To parallelize Gaussian elimination, OpenMP is used to parallelize the inner pair of loops that add a multiple of the ith row to all rows below it, to zero all of their entries in the ith column. This is accomplished by first calculating the necessary factor for each row j, and then using the parallel for directive with a collapse clause to parallelize the inner two loops that add the multiple of row i to row j.
The executable tsp requires two arguments: the number of threads to create and the adjacency matrix csv file path.
The algorithm used to find the tour uses a randomized greedy-weighted search. Each city keeps a copy of its outgoing paths, sorted by length.
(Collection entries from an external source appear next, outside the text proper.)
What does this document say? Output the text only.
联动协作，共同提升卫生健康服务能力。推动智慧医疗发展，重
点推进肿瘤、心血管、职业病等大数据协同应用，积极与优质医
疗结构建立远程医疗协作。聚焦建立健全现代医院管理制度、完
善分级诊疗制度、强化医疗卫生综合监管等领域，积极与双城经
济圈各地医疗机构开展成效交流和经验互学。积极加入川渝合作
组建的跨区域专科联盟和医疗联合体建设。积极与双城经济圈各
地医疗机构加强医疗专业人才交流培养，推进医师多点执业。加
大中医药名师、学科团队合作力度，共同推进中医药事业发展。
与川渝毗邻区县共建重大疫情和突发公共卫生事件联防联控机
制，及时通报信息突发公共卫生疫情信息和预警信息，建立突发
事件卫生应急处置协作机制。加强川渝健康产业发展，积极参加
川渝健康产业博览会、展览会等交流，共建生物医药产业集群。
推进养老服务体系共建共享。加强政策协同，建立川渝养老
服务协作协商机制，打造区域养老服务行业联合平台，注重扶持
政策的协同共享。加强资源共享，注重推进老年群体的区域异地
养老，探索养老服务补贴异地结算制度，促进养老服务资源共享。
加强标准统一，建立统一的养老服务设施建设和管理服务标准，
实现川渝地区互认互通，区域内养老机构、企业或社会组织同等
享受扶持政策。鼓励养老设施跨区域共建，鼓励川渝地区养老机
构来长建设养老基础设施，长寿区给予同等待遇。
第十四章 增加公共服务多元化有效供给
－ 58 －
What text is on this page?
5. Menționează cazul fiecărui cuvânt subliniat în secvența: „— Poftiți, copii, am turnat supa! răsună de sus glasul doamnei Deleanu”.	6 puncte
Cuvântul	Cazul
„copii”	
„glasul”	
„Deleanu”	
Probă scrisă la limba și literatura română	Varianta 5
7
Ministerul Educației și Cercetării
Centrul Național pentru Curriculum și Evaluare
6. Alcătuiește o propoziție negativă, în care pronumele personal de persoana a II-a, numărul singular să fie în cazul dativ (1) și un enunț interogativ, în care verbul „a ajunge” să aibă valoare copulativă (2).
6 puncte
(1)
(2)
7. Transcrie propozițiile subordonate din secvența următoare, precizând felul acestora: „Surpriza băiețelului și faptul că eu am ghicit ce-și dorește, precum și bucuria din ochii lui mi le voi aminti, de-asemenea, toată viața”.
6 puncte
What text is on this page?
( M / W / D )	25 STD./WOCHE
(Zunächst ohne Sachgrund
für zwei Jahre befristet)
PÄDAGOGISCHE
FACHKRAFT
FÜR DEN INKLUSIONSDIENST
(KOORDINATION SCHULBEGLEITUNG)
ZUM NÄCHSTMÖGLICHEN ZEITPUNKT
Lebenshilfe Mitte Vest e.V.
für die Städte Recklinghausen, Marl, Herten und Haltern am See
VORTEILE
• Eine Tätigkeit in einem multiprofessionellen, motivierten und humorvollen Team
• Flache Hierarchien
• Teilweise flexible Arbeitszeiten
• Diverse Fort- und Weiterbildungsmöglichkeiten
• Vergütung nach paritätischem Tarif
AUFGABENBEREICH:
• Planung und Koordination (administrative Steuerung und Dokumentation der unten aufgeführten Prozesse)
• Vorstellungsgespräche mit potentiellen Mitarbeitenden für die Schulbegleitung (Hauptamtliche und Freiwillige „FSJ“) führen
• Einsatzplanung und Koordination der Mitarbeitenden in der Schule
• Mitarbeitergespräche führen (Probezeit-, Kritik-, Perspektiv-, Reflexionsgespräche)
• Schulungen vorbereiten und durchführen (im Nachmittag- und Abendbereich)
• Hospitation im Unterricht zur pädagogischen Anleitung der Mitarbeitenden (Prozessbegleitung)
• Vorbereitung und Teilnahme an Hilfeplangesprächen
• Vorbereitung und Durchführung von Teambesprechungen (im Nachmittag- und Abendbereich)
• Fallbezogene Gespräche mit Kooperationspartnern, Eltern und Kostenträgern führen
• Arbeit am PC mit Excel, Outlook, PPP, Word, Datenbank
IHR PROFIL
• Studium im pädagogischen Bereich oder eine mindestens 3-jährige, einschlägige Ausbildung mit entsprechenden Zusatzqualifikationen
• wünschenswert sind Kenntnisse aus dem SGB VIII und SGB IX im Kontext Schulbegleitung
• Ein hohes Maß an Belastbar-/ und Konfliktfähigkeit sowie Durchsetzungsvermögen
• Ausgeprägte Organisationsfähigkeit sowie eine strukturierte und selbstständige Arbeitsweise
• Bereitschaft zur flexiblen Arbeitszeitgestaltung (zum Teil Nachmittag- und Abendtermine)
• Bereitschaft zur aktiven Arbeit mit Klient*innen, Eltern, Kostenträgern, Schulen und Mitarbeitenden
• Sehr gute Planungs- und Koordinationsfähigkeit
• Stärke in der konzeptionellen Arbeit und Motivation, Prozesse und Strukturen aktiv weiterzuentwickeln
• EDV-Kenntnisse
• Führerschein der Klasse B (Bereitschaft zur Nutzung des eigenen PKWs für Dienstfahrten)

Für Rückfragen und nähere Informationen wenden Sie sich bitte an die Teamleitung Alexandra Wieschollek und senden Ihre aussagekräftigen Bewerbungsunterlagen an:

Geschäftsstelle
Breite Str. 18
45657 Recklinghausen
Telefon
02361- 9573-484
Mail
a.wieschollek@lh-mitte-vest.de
To select a path, a random index is selected, with an approximately geometric distribution, so lower indices are exponentially more likely than higher ones. (In practice, this means only the shortest 17 edges have a chance of being selected, and the first edge in the list is selected ~75% of the time). This algorithm has the advantage of being able to search every path, at least in theory, it will never get stuck in a local optimum since it creates a new path each iteration, and it is trivially parallelizable, only needing to share the length of the best path.
Parallelization is trivially accomplished using PThreads. The provided number of threads is created, and each thread runs the previously mentioned algorithm. When a thread finds a new best path, it acquires a lock to update the best path length, and copy its path into the shared best path. The original thread that created these threads does a 60-second timed wait on a condition variable. After this wait, it sets a flag that tells the created threads to return, and then, it joins those threads. After this, the best path is returned.